What are the three arguments the store creator function receives?
  • set -- for updating state (partial merge or function).
  • get -- for reading current state (useful for computed values and async actions).
  • api -- the full store API for subscriptions and advanced usage.
How do computed values (getter functions) work in Zustand?
  • Define them as functions using get(): getTotal: () => get().items.reduce(...).
  • They are evaluated lazily each time they are called, not cached.
  • For expensive computations, use selectors with useMemo instead.
What is the "colocated actions" pattern?
  • Actions are defined inside the store alongside state values.
  • They have closure over set and get, keeping them self-contained.
  • This is the most common and recommended Zustand pattern.

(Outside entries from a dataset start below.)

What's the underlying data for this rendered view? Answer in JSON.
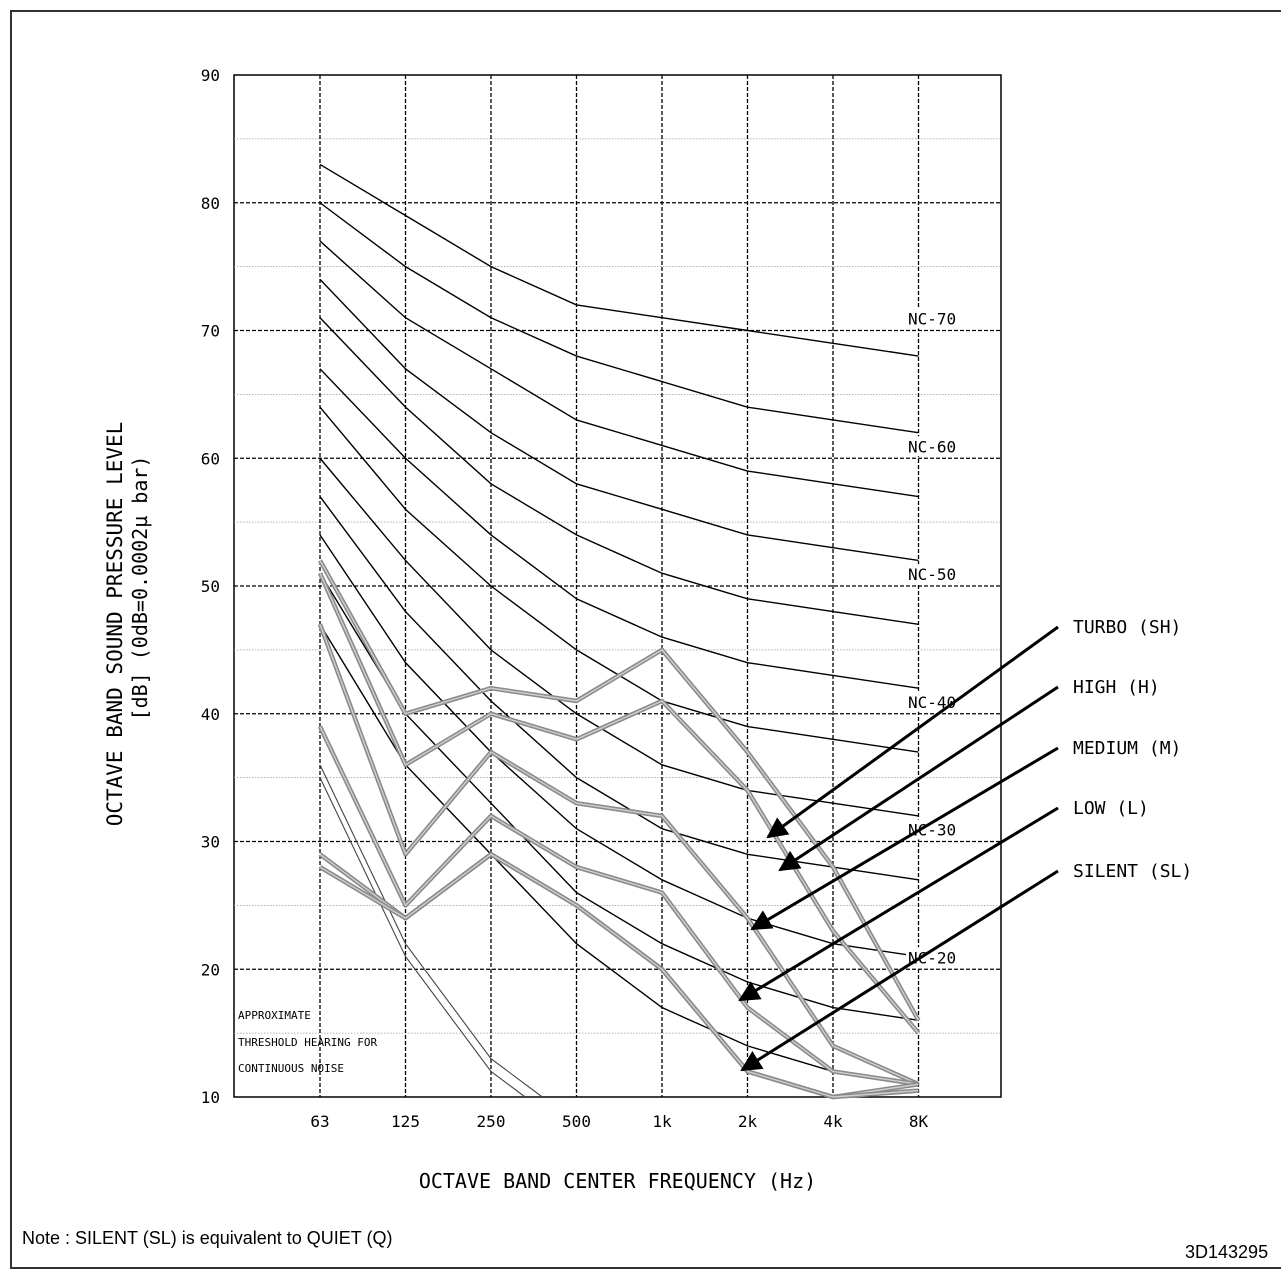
{
  "chart_data": {
    "type": "line",
    "xlabel": "OCTAVE BAND CENTER FREQUENCY  (Hz)",
    "ylabel_line1": "OCTAVE BAND SOUND PRESSURE LEVEL",
    "ylabel_line2": "[dB]  (0dB=0.0002µ bar)",
    "x_categories": [
      "63",
      "125",
      "250",
      "500",
      "1k",
      "2k",
      "4k",
      "8K"
    ],
    "y_ticks": [
      10,
      20,
      30,
      40,
      50,
      60,
      70,
      80,
      90
    ],
    "ylim": [
      10,
      90
    ],
    "grid": true,
    "nc_curves": [
      {
        "values": [
          83,
          79,
          75,
          72,
          71,
          70,
          69,
          68
        ]
      },
      {
        "values": [
          80,
          75,
          71,
          68,
          66,
          64,
          63,
          62
        ]
      },
      {
        "values": [
          77,
          71,
          67,
          63,
          61,
          59,
          58,
          57
        ]
      },
      {
        "values": [
          74,
          67,
          62,
          58,
          56,
          54,
          53,
          52
        ]
      },
      {
        "values": [
          71,
          64,
          58,
          54,
          51,
          49,
          48,
          47
        ]
      },
      {
        "values": [
          67,
          60,
          54,
          49,
          46,
          44,
          43,
          42
        ]
      },
      {
        "values": [
          64,
          56,
          50,
          45,
          41,
          39,
          38,
          37
        ]
      },
      {
        "values": [
          60,
          52,
          45,
          40,
          36,
          34,
          33,
          32
        ]
      },
      {
        "values": [
          57,
          48,
          41,
          35,
          31,
          29,
          28,
          27
        ]
      },
      {
        "values": [
          54,
          44,
          37,
          31,
          27,
          24,
          22,
          21
        ]
      },
      {
        "values": [
          51,
          40,
          33,
          26,
          22,
          19,
          17,
          16
        ]
      },
      {
        "values": [
          47,
          36,
          29,
          22,
          17,
          14,
          12,
          11
        ]
      }
    ],
    "nc_labels": [
      {
        "text": "NC-70",
        "value": 70
      },
      {
        "text": "NC-60",
        "value": 60
      },
      {
        "text": "NC-50",
        "value": 50
      },
      {
        "text": "NC-40",
        "value": 40
      },
      {
        "text": "NC-30",
        "value": 30
      },
      {
        "text": "NC-20",
        "value": 20
      }
    ],
    "threshold_label": [
      "APPROXIMATE",
      "THRESHOLD HEARING  FOR",
      "CONTINUOUS NOISE"
    ],
    "threshold_curves": [
      {
        "values": [
          36,
          22,
          13,
          8
        ]
      },
      {
        "values": [
          35,
          21,
          12,
          7
        ]
      }
    ],
    "series": [
      {
        "name": "TURBO (SH)",
        "values": [
          52,
          40,
          42,
          41,
          45,
          37,
          28,
          16
        ]
      },
      {
        "name": "HIGH (H)",
        "values": [
          51,
          36,
          40,
          38,
          41,
          34,
          23,
          15
        ]
      },
      {
        "name": "MEDIUM (M)",
        "values": [
          47,
          29,
          37,
          33,
          32,
          24,
          14,
          11
        ]
      },
      {
        "name": "LOW (L)",
        "values": [
          39,
          25,
          32,
          28,
          26,
          17,
          12,
          11
        ]
      },
      {
        "name": "SILENT (SL)",
        "values": [
          29,
          24,
          29,
          25,
          20,
          12,
          10,
          11
        ]
      },
      {
        "values": [
          28,
          24,
          29,
          25,
          20,
          12,
          10,
          10.5
        ]
      }
    ],
    "series_color": "#8a8a8a",
    "nc_color": "#000000"
  },
  "note": "Note : SILENT (SL) is equivalent to QUIET (Q)",
  "doc_id": "3D143295"
}
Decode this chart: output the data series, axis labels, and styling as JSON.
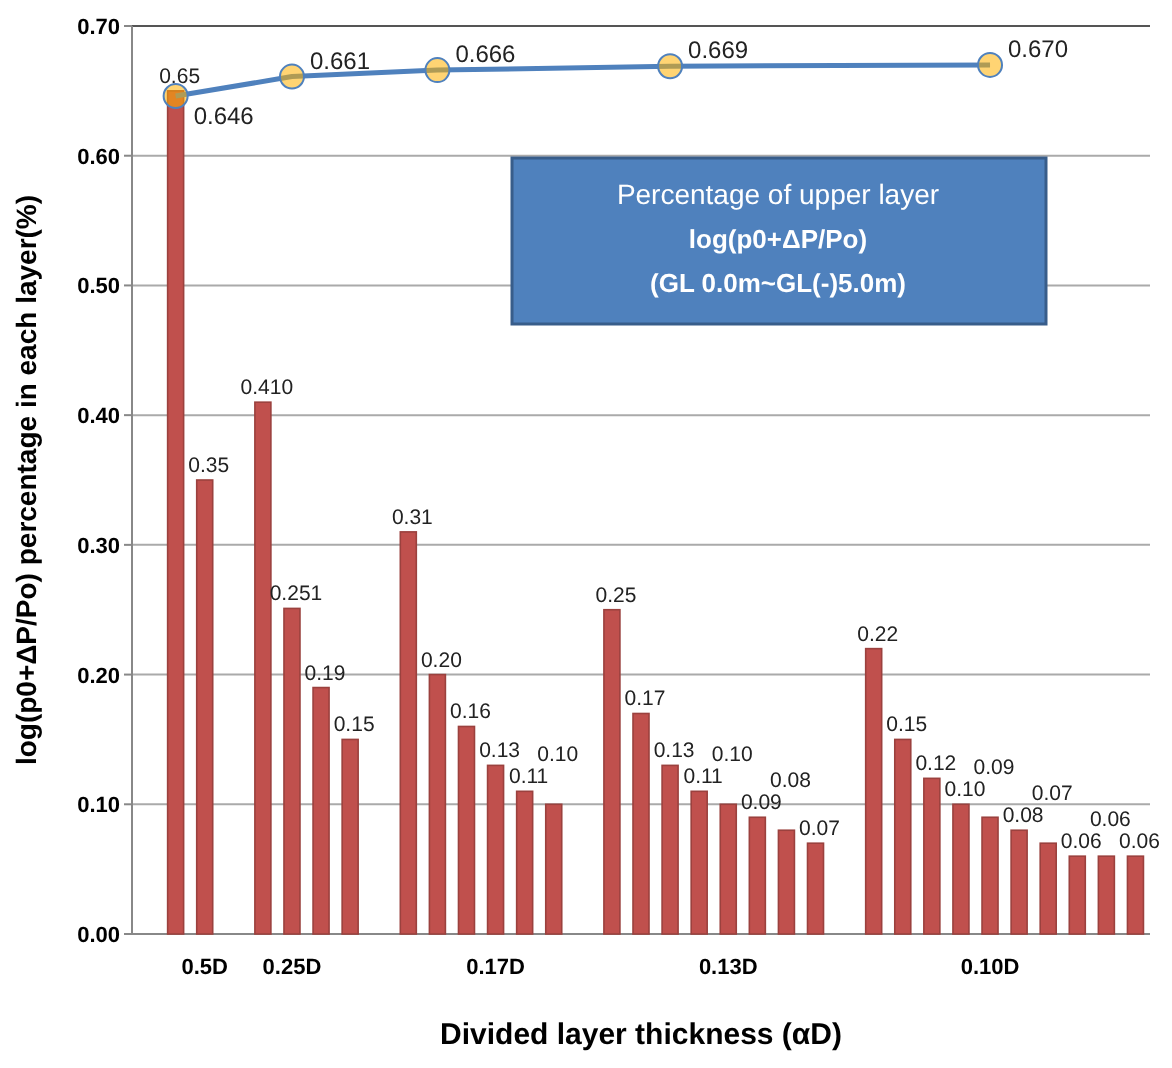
{
  "chart_data": {
    "type": "bar",
    "xlabel": "Divided layer thickness (αD)",
    "ylabel": "log(p0+ΔP/Po) percentage in each layer(%)",
    "categories": [
      null,
      null,
      "0.5D",
      null,
      null,
      "0.25D",
      null,
      null,
      null,
      null,
      null,
      null,
      "0.17D",
      null,
      null,
      null,
      null,
      null,
      null,
      null,
      "0.13D",
      null,
      null,
      null,
      null,
      null,
      null,
      null,
      null,
      "0.10D",
      null,
      null,
      null,
      null,
      null
    ],
    "series": [
      {
        "color": "#c0504d",
        "values": [
          null,
          0.65,
          0.35,
          null,
          0.41,
          0.251,
          0.19,
          0.15,
          null,
          0.31,
          0.2,
          0.16,
          0.13,
          0.11,
          0.1,
          null,
          0.25,
          0.17,
          0.13,
          0.11,
          0.1,
          0.09,
          0.08,
          0.07,
          null,
          0.22,
          0.15,
          0.12,
          0.1,
          0.09,
          0.08,
          0.07,
          0.06,
          0.06,
          0.06
        ],
        "value_labels": [
          null,
          "0.65",
          "0.35",
          null,
          "0.410",
          "0.251",
          "0.19",
          "0.15",
          null,
          "0.31",
          "0.20",
          "0.16",
          "0.13",
          "0.11",
          "0.10",
          null,
          "0.25",
          "0.17",
          "0.13",
          "0.11",
          "0.10",
          "0.09",
          "0.08",
          "0.07",
          null,
          "0.22",
          "0.15",
          "0.12",
          "0.10",
          "0.09",
          "0.08",
          "0.07",
          "0.06",
          "0.06",
          "0.06"
        ]
      },
      {
        "type": "line",
        "color": "#4f81bd",
        "values": [
          null,
          0.646,
          null,
          null,
          null,
          0.661,
          null,
          null,
          null,
          null,
          0.666,
          null,
          null,
          null,
          null,
          null,
          null,
          null,
          0.669,
          null,
          null,
          null,
          null,
          null,
          null,
          null,
          null,
          null,
          null,
          0.67,
          null,
          null,
          null,
          null,
          null
        ],
        "value_labels": [
          null,
          "0.646",
          null,
          null,
          null,
          "0.661",
          null,
          null,
          null,
          null,
          "0.666",
          null,
          null,
          null,
          null,
          null,
          null,
          null,
          "0.669",
          null,
          null,
          null,
          null,
          null,
          null,
          null,
          null,
          null,
          null,
          "0.670",
          null,
          null,
          null,
          null,
          null
        ]
      }
    ],
    "marker": "circle",
    "grid": "y",
    "ylim": [
      0,
      0.7
    ],
    "yticks": [
      {
        "value": 0,
        "label": "0.00"
      },
      {
        "value": 0.1,
        "label": "0.10"
      },
      {
        "value": 0.2,
        "label": "0.20"
      },
      {
        "value": 0.3,
        "label": "0.30"
      },
      {
        "value": 0.4,
        "label": "0.40"
      },
      {
        "value": 0.5,
        "label": "0.50"
      },
      {
        "value": 0.6,
        "label": "0.60"
      },
      {
        "value": 0.7,
        "label": "0.70"
      }
    ],
    "annotations": [
      "Percentage of upper layer",
      "log(p0+ΔP/Po)",
      "(GL 0.0m~GL(-)5.0m)"
    ]
  }
}
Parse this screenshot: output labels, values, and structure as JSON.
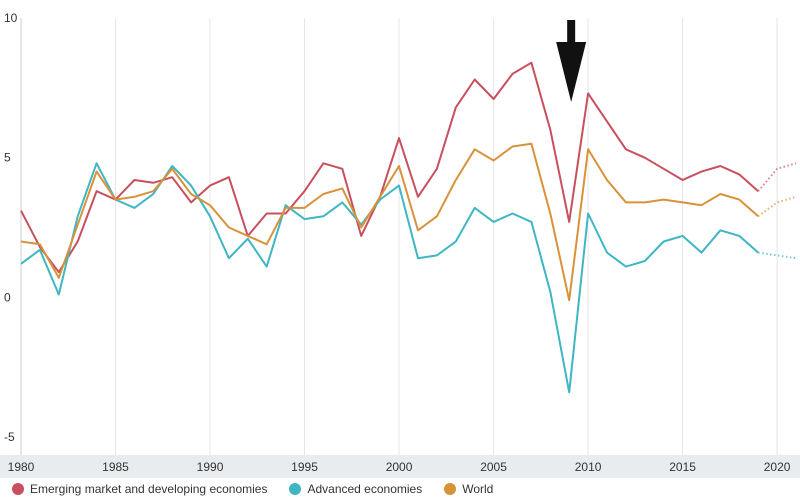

What is the "separated actions" pattern and when would you use it?
const useStore = create<State>((set) => ({ count: 0 }));
 
export const increment = () =>
  useStore.setState((s) => ({ count: s.count + 1 }));
  • Actions are standalone functions using store.setState.
  • Useful when you want actions to be testable independently from the store.
What is the "grouped actions" pattern?
  • Nest all actions inside an actions object in the store.
  • Selecting (s) => s.actions gives a stable reference that never triggers re-renders.
  • Trade-off: extra nesting, less conventional.
Gotcha: Why does calling (s) => s.isAuthenticated() as a selector re-render on every state change?
  • The function is called during render and returns a new value each time.
  • Zustand sees it as a changed value because the selector calls a function.
  • Instead, select the underlying state: (s) => s.token !== null.
Gotcha: What happens if you call set multiple times in sequence within an action?
  • Each set call triggers a state update and potential re-render.
  • Batch related changes into a single set call to avoid multiple renders.
// Bad: two renders
set({ isLoading: false });
set({ data: result });
 
// Good: one render
set({ isLoading: false, data: result });
Why is storing derived state (like total) alongside source state (like items) risky?
  • It creates a synchronization risk -- total could get out of sync with items.
  • Prefer computing derived values on the fly using get() or in selectors.
How does the optimistic update pattern work in the production example?
  • Snapshot current state with get() before the async operation.
  • Apply the optimistic change immediately with set (new reference).
  • If the API call fails, roll back by setting a new copy of the snapshot.
How do you type a store with separate State and Actions interfaces in TypeScript?
interface State { count: number; }
interface Actions { increment: () => void; reset: () => void; }
type Store = State & Actions;
 
const useStore = create<Store>((set) => ({
  count: 0,
  increment: () => set((s) => ({ count: s.count + 1 })),
  reset: () => set({ count: 0 }),
}));
How do you infer the store type dynamically in TypeScript?
type StoreState = ReturnType<typeof useStore.getState>;
  • This infers both state and actions from the actual store implementation.